Realizador: Ridley Scott
Actores principais: Anthony Hopkins, Julianne Moore, Gary Oldman
Duração: 131 min
Crítica: ‘The Silence of the Lambs’, o extraordinário filme de 1991 realizado por Jonathan Demme vencedor de 5 Óscares, é uma indiscutível obra prima (apesar de alguns destes galardões serem discutíveis). Mas o que muitos não sabem é que este vencedor do Óscar de Melhor Filme não foi a primeira adaptação de um romance de Thomas Harris sobre a personagem de Hannibal Lecter ao cinema. 5 anos antes, Michael Mann tinha realizado um surpreendente ‘Manhunter’ (1986), com Brian Cox no papel de Lecter, baseado no primeiro livro, ‘Red Dragon’ (publicado em 1981). Este é um filme policial com muitos dos trejeitos de Mann, que se foca na investigação (o investigador é interpretado por William Petersen, que anos mais tarde lideraria o elenco do primeiro CSI como Grissom) e onde o Lecter de Brian Cox é apenas uma personagem secundária, menos pela forma como Cox o interpreta (está surpreendentemente bom), mas mais pela importância argumental e visual que lhe é dada, que é pouca. Este filme teve um sucesso moderado, mas suficiente para que o segundo livro de Harris sobre Lector, ‘The Silence of lhe Lambs’ (publicado em 1988), tivesse logo luz verde do estúdio. Mas desta vez, com um realizador diferente e com Anthony Hopkins como Lecter, a história foi outra.

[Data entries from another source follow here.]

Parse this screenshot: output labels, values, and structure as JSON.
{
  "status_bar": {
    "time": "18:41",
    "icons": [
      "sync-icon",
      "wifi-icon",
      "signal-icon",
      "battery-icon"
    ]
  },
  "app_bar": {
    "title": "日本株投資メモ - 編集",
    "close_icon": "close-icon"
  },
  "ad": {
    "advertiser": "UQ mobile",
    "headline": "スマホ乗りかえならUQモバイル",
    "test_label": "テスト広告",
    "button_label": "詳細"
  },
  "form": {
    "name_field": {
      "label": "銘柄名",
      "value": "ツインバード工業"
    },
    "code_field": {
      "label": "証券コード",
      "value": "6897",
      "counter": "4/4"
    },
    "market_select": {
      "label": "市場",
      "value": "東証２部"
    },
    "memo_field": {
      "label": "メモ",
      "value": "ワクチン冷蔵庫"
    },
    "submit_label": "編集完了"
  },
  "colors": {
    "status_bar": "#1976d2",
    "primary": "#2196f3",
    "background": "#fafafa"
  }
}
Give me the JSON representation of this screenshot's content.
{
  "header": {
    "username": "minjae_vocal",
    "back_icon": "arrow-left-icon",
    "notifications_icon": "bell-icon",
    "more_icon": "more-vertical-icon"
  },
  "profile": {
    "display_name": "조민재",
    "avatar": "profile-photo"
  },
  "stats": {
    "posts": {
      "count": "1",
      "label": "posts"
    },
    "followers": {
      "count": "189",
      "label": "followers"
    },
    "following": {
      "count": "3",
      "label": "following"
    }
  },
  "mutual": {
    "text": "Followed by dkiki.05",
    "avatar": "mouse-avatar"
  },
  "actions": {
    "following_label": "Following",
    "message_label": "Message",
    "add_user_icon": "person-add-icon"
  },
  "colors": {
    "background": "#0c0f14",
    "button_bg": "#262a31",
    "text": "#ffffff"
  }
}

A escolha de tratar o filme menos como um policial urbano e mais como um drama psicológico, bem como de dar uma enorme importância a Lecter, foi muito bem feita. O sucesso de bilheteira, as estrondosas vendas em VHS e os 5 Óscares falam por si, e portanto quando Harris lançou um terceiro livro, ‘Hannibal’ (publicado apenas em 1999, consequência muito em parte de pressões mediáticas), uma sequela com Jodie Foster e Hopkins parecia inevitável.
Contudo, nem Foster nem Demme ficaram muito entusiasmados com o argumento original de ‘Hannibal’ e o filme entrou, como se diz na gíria Hollywoodesca, num ‘development hell’, com constantes adiamentos da produção, mudança de intervenientes e muitas alterações no argumento. Finalmente, quer Demme, quer Foster saíram do projeto, e rezam as crónicas que Hopkins só ficou após muita persuasão financeira e a entrada de Ridley Scott, que acabara de fazer ‘Gladiador’, para realizador.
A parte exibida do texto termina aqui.